# Iris Dataset Analysis Assignment
**Student Name:** [Your Name]  
**Course:** Data Analysis with Python  
**Date:** [Insert Date]


This assignment involves analyzing the famous Iris dataset. The tasks include loading and cleaning the dataset, performing basic statistical analysis, and creating various visualizations to understand the structure and relationships within the data.


In [None]:

import pandas as pd
from sklearn.datasets import load_iris

# Load the dataset from sklearn and convert to DataFrame
iris_data = load_iris()
df = pd.DataFrame(data=iris_data.data, columns=iris_data.feature_names)
df['species'] = iris_data.target
df['species'] = df['species'].map(dict(zip(range(3), iris_data.target_names)))
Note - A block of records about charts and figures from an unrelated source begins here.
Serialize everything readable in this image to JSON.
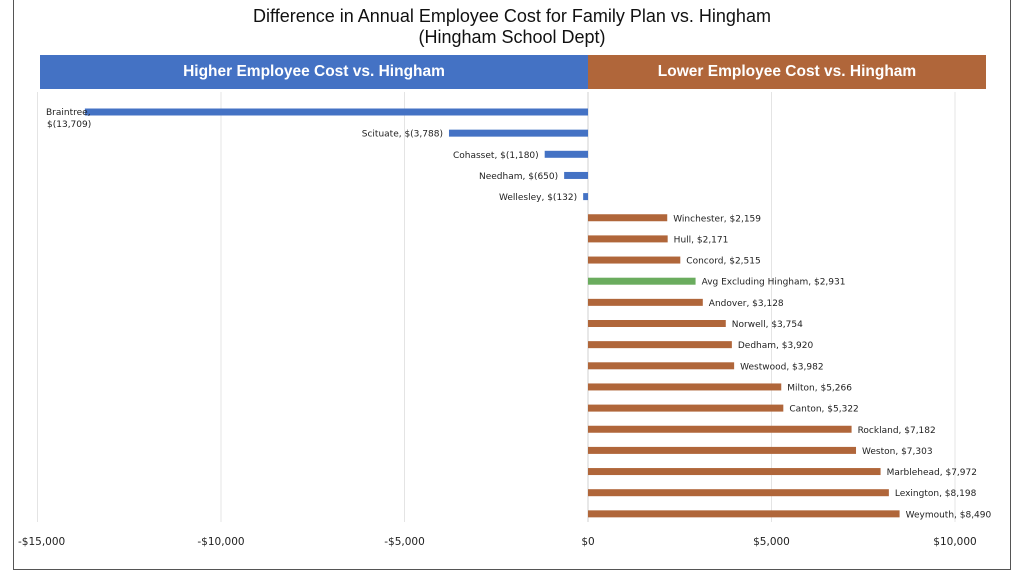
{
  "chart_data": {
    "type": "bar",
    "orientation": "horizontal",
    "title": "Difference in Annual Employee Cost for Family Plan vs. Hingham",
    "subtitle": "(Hingham School Dept)",
    "xlabel": "",
    "ylabel": "",
    "xlim": [
      -15000,
      10800
    ],
    "grid": true,
    "legend": "none",
    "bands": [
      {
        "label": "Higher Employee Cost vs. Hingham",
        "side": "negative",
        "color": "#4472c4"
      },
      {
        "label": "Lower Employee Cost vs. Hingham",
        "side": "positive",
        "color": "#b0663a"
      }
    ],
    "x_ticks": [
      {
        "value": -15000,
        "label": "-$15,000"
      },
      {
        "value": -10000,
        "label": "-$10,000"
      },
      {
        "value": -5000,
        "label": "-$5,000"
      },
      {
        "value": 0,
        "label": "$0"
      },
      {
        "value": 5000,
        "label": "$5,000"
      },
      {
        "value": 10000,
        "label": "$10,000"
      }
    ],
    "colors": {
      "negative": "#4472c4",
      "positive": "#b0663a",
      "average": "#6aac5e"
    },
    "categories": [
      "Braintree",
      "Scituate",
      "Cohasset",
      "Needham",
      "Wellesley",
      "Winchester",
      "Hull",
      "Concord",
      "Avg Excluding Hingham",
      "Andover",
      "Norwell",
      "Dedham",
      "Westwood",
      "Milton",
      "Canton",
      "Rockland",
      "Weston",
      "Marblehead",
      "Lexington",
      "Weymouth"
    ],
    "values": [
      -13709,
      -3788,
      -1180,
      -650,
      -132,
      2159,
      2171,
      2515,
      2931,
      3128,
      3754,
      3920,
      3982,
      5266,
      5322,
      7182,
      7303,
      7972,
      8198,
      8490
    ],
    "data_labels": [
      "Braintree, $(13,709)",
      "Scituate, $(3,788)",
      "Cohasset, $(1,180)",
      "Needham, $(650)",
      "Wellesley, $(132)",
      "Winchester, $2,159",
      "Hull, $2,171",
      "Concord, $2,515",
      "Avg Excluding Hingham, $2,931",
      "Andover, $3,128",
      "Norwell, $3,754",
      "Dedham, $3,920",
      "Westwood, $3,982",
      "Milton, $5,266",
      "Canton, $5,322",
      "Rockland, $7,182",
      "Weston, $7,303",
      "Marblehead, $7,972",
      "Lexington, $8,198",
      "Weymouth, $8,490"
    ],
    "highlight": "Avg Excluding Hingham"
  }
}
# Display the first few rows
df.head()


In [None]:

# Checking the structure of the dataset
df.info()
df.isnull().sum()


In [None]:

# Drop any missing values if they exist (though this dataset has none)
df.dropna(inplace=True)


In [None]:

# Basic statistics of numerical columns
df.describe()


In [None]:

# Group by species and compute average measurements
df.groupby('species').mean()



From the grouped statistics, it is evident that *Iris-virginica* generally has the largest petal dimensions, while *Iris-setosa* tends to have the smallest.


In [None]:

import matplotlib.pyplot as plt
import seaborn as sns

sns.set(style="whitegrid")

# Line chart showing average sepal length by species
df_grouped_time = df.groupby('species').mean().reset_index()
plt.figure(figsize=(8, 5))
plt.plot(df_grouped_time['species'], df_grouped_time['sepal length (cm)'], marker='o')
plt.title('Average Sepal Length by Species')
plt.xlabel('Species')
plt.ylabel('Sepal Length (cm)')
plt.grid(True)
plt.show()


In [None]:

# Bar chart: Average petal length per species
plt.figure(figsize=(8, 5))
sns.barplot(x='species', y='petal length (cm)', data=df, estimator='mean')
plt.title('Average Petal Length per Species')
plt.xlabel('Species')
plt.ylabel('Petal Length (cm)')
plt.show()


In [None]:

# Histogram of sepal width
plt.figure(figsize=(8, 5))
plt.hist(df['sepal width (cm)'], bins=20, color='skyblue', edgecolor='black')
plt.title('Distribution of Sepal Width')
plt.xlabel('Sepal Width (cm)')
plt.ylabel('Frequency')
plt.show()


In [None]:

# Scatter plot: Sepal length vs Petal length
plt.figure(figsize=(8, 5))
sns.scatterplot(data=df, x='sepal length (cm)', y='petal length (cm)', hue='species')
plt.title('Sepal Length vs Petal Length')
plt.xlabel('Sepal Length (cm)')
plt.ylabel('Petal Length (cm)')
plt.legend(title='Species')
plt.show()


In [None]:

# Example of error handling while reading a file
try:
    df = pd.read_csv("non_existent_file.csv")
except FileNotFoundError:
    print("Error: File not found. Please check the path.")



### Conclusion

The Iris dataset offers a straightforward yet insightful way to practice data analysis. Through this assignment, I was able to explore data cleaning, perform basic statistical analysis, and visualize trends and relationships in the dataset. The visualizations particularly helped in understanding species differences in petal and sepal dimensions.